Wednesday, September 2, 2009
ON "FOX NEWS Sunday," former vice president Richard B. Cheney assailed the Obama administration for directing a prosecutor to conduct a preliminary inquiry into possible CIA abuses of terrorism suspects. Mr. Cheney asserted that President Obama had flip-flopped on an earlier promise to shield participants from liability. "We had the president of the United States, President Obama, tell us a few months ago there wouldn't be any investigation like this, that there would not be any look back at CIA personnel who were carrying out the policies of the prior administration," Mr.
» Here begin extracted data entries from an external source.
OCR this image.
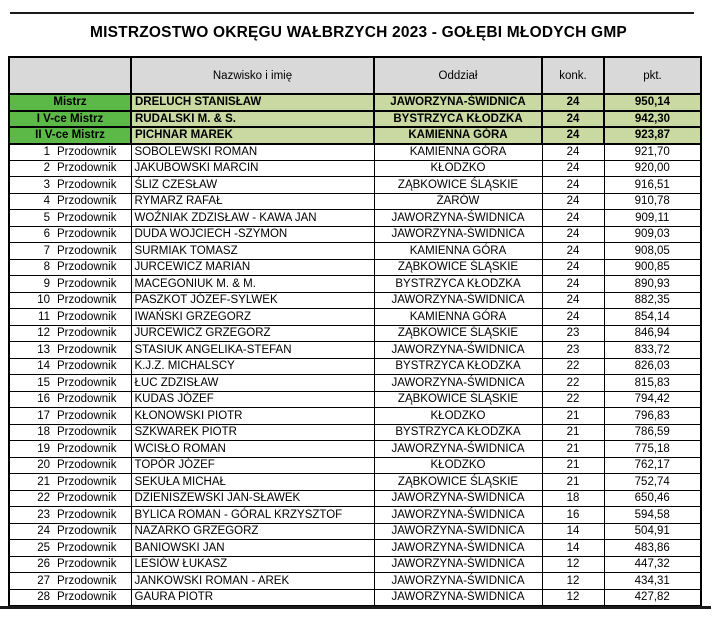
MISTRZOSTWO OKRĘGU WAŁBRZYCH 2023 - GOŁĘBI MŁODYCH GMP
	Nazwisko i imię	Oddział	konk.	pkt.
Mistrz	DRELUCH STANISŁAW	JAWORZYNA-ŚWIDNICA	24	950,14
I V-ce Mistrz	RUDALSKI M. & S.	BYSTRZYCA KŁODZKA	24	942,30
II V-ce Mistrz	PICHNAR MAREK	KAMIENNA GÓRA	24	923,87
1 Przodownik	SOBOLEWSKI ROMAN	KAMIENNA GÓRA	24	921,70
2 Przodownik	JAKUBOWSKI MARCIN	KŁODZKO	24	920,00
3 Przodownik	ŚLIZ CZESŁAW	ZĄBKOWICE ŚLĄSKIE	24	916,51
4 Przodownik	RYMARZ RAFAŁ	ŻARÓW	24	910,78
5 Przodownik	WOŹNIAK ZDZISŁAW - KAWA JAN	JAWORZYNA-ŚWIDNICA	24	909,11
6 Przodownik	DUDA WOJCIECH -SZYMON	JAWORZYNA-ŚWIDNICA	24	909,03
7 Przodownik	SURMIAK TOMASZ	KAMIENNA GÓRA	24	908,05
8 Przodownik	JURCEWICZ MARIAN	ZĄBKOWICE ŚLĄSKIE	24	900,85
9 Przodownik	MACEGONIUK M. & M.	BYSTRZYCA KŁODZKA	24	890,93
10 Przodownik	PASZKOT JÓZEF-SYLWEK	JAWORZYNA-ŚWIDNICA	24	882,35
11 Przodownik	IWAŃSKI GRZEGORZ	KAMIENNA GÓRA	24	854,14
12 Przodownik	JURCEWICZ GRZEGORZ	ZĄBKOWICE ŚLĄSKIE	23	846,94
13 Przodownik	STASIUK ANGELIKA-STEFAN	JAWORZYNA-ŚWIDNICA	23	833,72
14 Przodownik	K.J.Z. MICHALSCY	BYSTRZYCA KŁODZKA	22	826,03
15 Przodownik	ŁUC ZDZISŁAW	JAWORZYNA-ŚWIDNICA	22	815,83
16 Przodownik	KUDAS JÓZEF	ZĄBKOWICE ŚLĄSKIE	22	794,42
17 Przodownik	KŁONOWSKI PIOTR	KŁODZKO	21	796,83
18 Przodownik	SZKWAREK PIOTR	BYSTRZYCA KŁODZKA	21	786,59
19 Przodownik	WCISŁO ROMAN	JAWORZYNA-ŚWIDNICA	21	775,18
20 Przodownik	TOPÓR JÓZEF	KŁODZKO	21	762,17
21 Przodownik	SEKUŁA MICHAŁ	ZĄBKOWICE ŚLĄSKIE	21	752,74
22 Przodownik	DZIENISZEWSKI JAN-SŁAWEK	JAWORZYNA-ŚWIDNICA	18	650,46
23 Przodownik	BYLICA ROMAN - GÓRAL KRZYSZTOF	JAWORZYNA-ŚWIDNICA	16	594,58
24 Przodownik	NAZARKO GRZEGORZ	JAWORZYNA-ŚWIDNICA	14	504,91
25 Przodownik	BANIOWSKI JAN	JAWORZYNA-ŚWIDNICA	14	483,86
26 Przodownik	LESIÓW ŁUKASZ	JAWORZYNA-ŚWIDNICA	12	447,32
27 Przodownik	JANKOWSKI ROMAN - AREK	JAWORZYNA-ŚWIDNICA	12	434,31
28 Przodownik	GAURA PIOTR	JAWORZYNA-ŚWIDNICA	12	427,82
Cheney told host Chris Wallace. "Now they get a little heat from the left wing of the Democratic Party, and they're reversing course on that."
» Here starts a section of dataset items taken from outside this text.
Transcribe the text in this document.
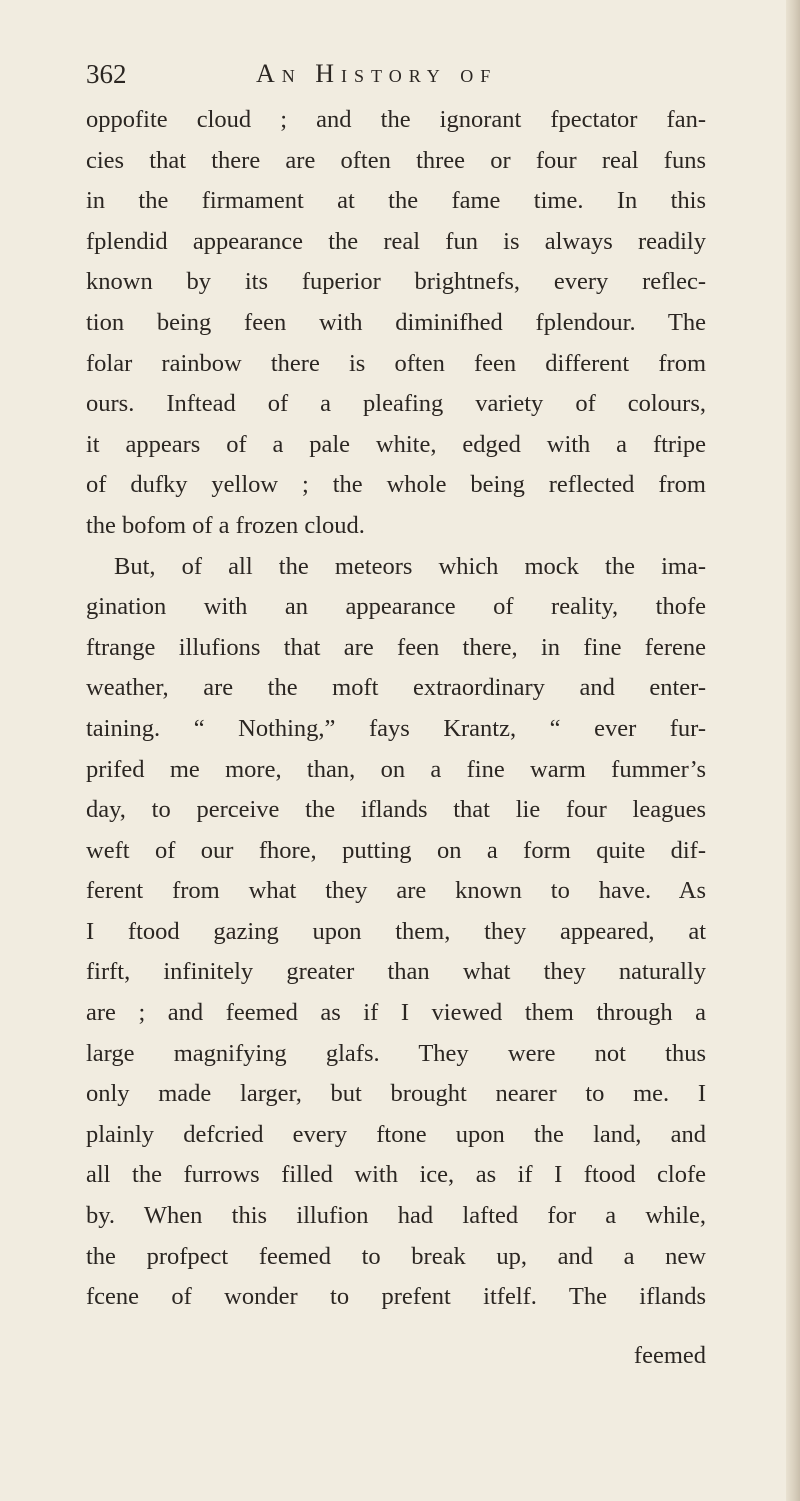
362	An History of
oppofite cloud ; and the ignorant fpectator fan-
cies that there are often three or four real funs
in the firmament at the fame time. In this
fplendid appearance the real fun is always readily
known by its fuperior brightnefs, every reflec-
tion being feen with diminifhed fplendour. The
folar rainbow there is often feen different from
ours. Inftead of a pleafing variety of colours,
it appears of a pale white, edged with a ftripe
of dufky yellow ; the whole being reflected from
the bofom of a frozen cloud.
But, of all the meteors which mock the ima-
gination with an appearance of reality, thofe
ftrange illufions that are feen there, in fine ferene
weather, are the moft extraordinary and enter-
taining. “ Nothing,” fays Krantz, “ ever fur-
prifed me more, than, on a fine warm fummer’s
day, to perceive the iflands that lie four leagues
weft of our fhore, putting on a form quite dif-
ferent from what they are known to have. As
I ftood gazing upon them, they appeared, at
firft, infinitely greater than what they naturally
are ; and feemed as if I viewed them through a
large magnifying glafs. They were not thus
only made larger, but brought nearer to me. I
plainly defcried every ftone upon the land, and
all the furrows filled with ice, as if I ftood clofe
by. When this illufion had lafted for a while,
the profpect feemed to break up, and a new
fcene of wonder to prefent itfelf. The iflands
feemed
That's not how it happened. In April, the administration released and repudiated a handful of Bush Justice Department memos blessing an array of interrogation techniques that bordered on or constituted torture. "For those who carried out some of these operations within the four corners of legal opinions or guidance that had been provided from the White House, I do not think it's appropriate for them to be prosecuted," Mr. Obama said at the time in a statement echoed by Attorney General Eric H. Holder Jr.
The officials left open the possibility that those who engaged in behavior not sanctioned by the Justice Department could be legally vulnerable. The preliminary inquiry launched Aug. 24 makes real that possibility and focuses only on some 10 cases in which CIA operatives appear to have strayed beyond the limits of the Justice Department memos.
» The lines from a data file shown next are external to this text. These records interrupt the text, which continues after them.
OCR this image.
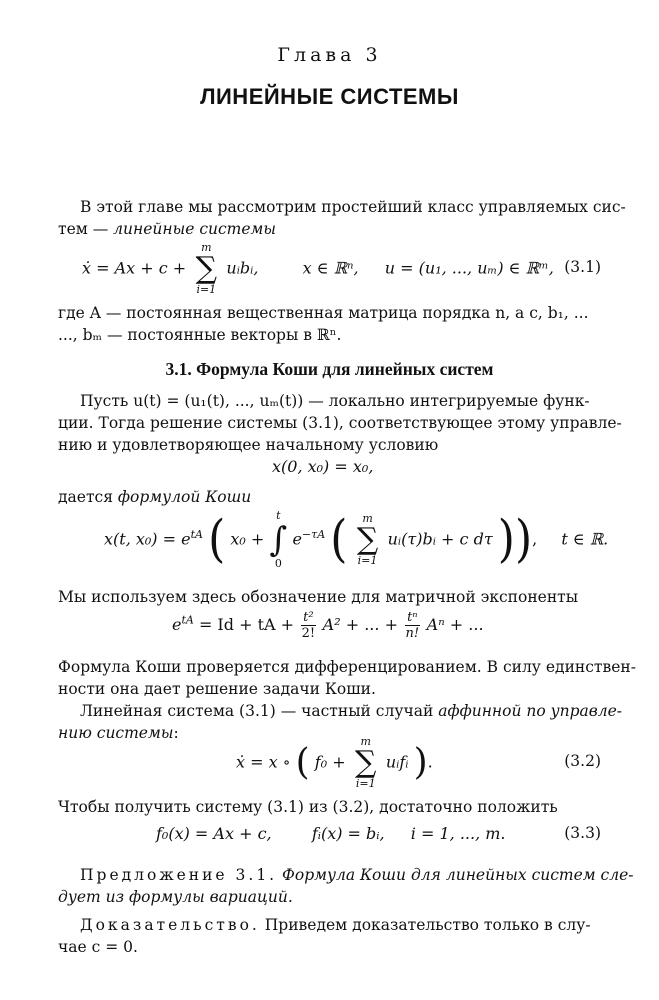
Глава 3
ЛИНЕЙНЫЕ СИСТЕМЫ
В этой главе мы рассмотрим простейший класс управляемых сис-
тем — линейные системы
ẋ = Ax + c +
m
∑
i=1
uᵢbᵢ,	x ∈ ℝⁿ, u = (u₁, ..., uₘ) ∈ ℝᵐ, (3.1)
где A — постоянная вещественная матрица порядка n, а c, b₁, ...
..., bₘ — постоянные векторы в ℝⁿ.
3.1. Формула Коши для линейных систем
Пусть u(t) = (u₁(t), ..., uₘ(t)) — локально интегрируемые функ-
ции. Тогда решение системы (3.1), соответствующее этому управле-
нию и удовлетворяющее начальному условию
x(0, x₀) = x₀,
дается формулой Коши
x(t, $x_0) = e^{tA}$ ( x₀ +
t
∫
0
$e^{-\tau A}$ (	m
∑
i=1
uᵢ(τ)bᵢ + c dτ )),  t ∈ ℝ.
Мы используем здесь обозначение для матричной экспоненты
$e^{tA} = Id$ + tA + $\frac{\text{t²}}{2!} A^2$ + ... + $\frac{\text{tⁿ}}{n!}$ Aⁿ + ...
Формула Коши проверяется дифференцированием. В силу единствен-
ности она дает решение задачи Коши.
Линейная система (3.1) — частный случай аффинной по управле-
нию системы:
ẋ = x ∘ ( f₀ +
m
∑
i=1
uᵢfᵢ ).	(3.2)
Чтобы получить систему (3.1) из (3.2), достаточно положить
f₀(x) = Ax + c,	fᵢ(x) = bᵢ, i = 1, ..., m.	(3.3)
Предложение 3.1. Формула Коши для линейных систем сле-
дует из формулы вариаций.
Доказательство. Приведем доказательство только в слу-
чае c = 0.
Mr. Cheney is right when he argues that these incidents already have been investigated; prosecutors in the U.S. attorney's office for the Eastern District of Virginia and at Justice Department headquarters looked into the abuse allegations and concluded that prosecution was warranted in only one case, involving a CIA contractor. Under normal circumstances, that would and should be the end of the matter. Yet Mr. Cheney is wrong to argue that only partisan politics on the part of the Obama administration can explain the decision to reopen the cases. If anything, the politicization of the Justice Department during the Bush years is to blame for the need for further investigation to ensure that the decision not to prosecute was justified.
Absent a truth commission to conduct a broader review of detainee policy -- which we continue to think would be the best approach -- Mr. Holder was right to call for a reexamination of these cases. Several detainees died in U.S. custody after undergoing interrogations; even though some of the deaths were ruled homicides, they have largely gone unpunished.
We trust that special prosecutor John H. Durham, a respected Justice Department veteran, will review all of the facts, apply the law without fear or favor and bring good judgment to bear in making a decision. This is, unfortunately, more than we could say about the Justice Department during Mr. Cheney's watch.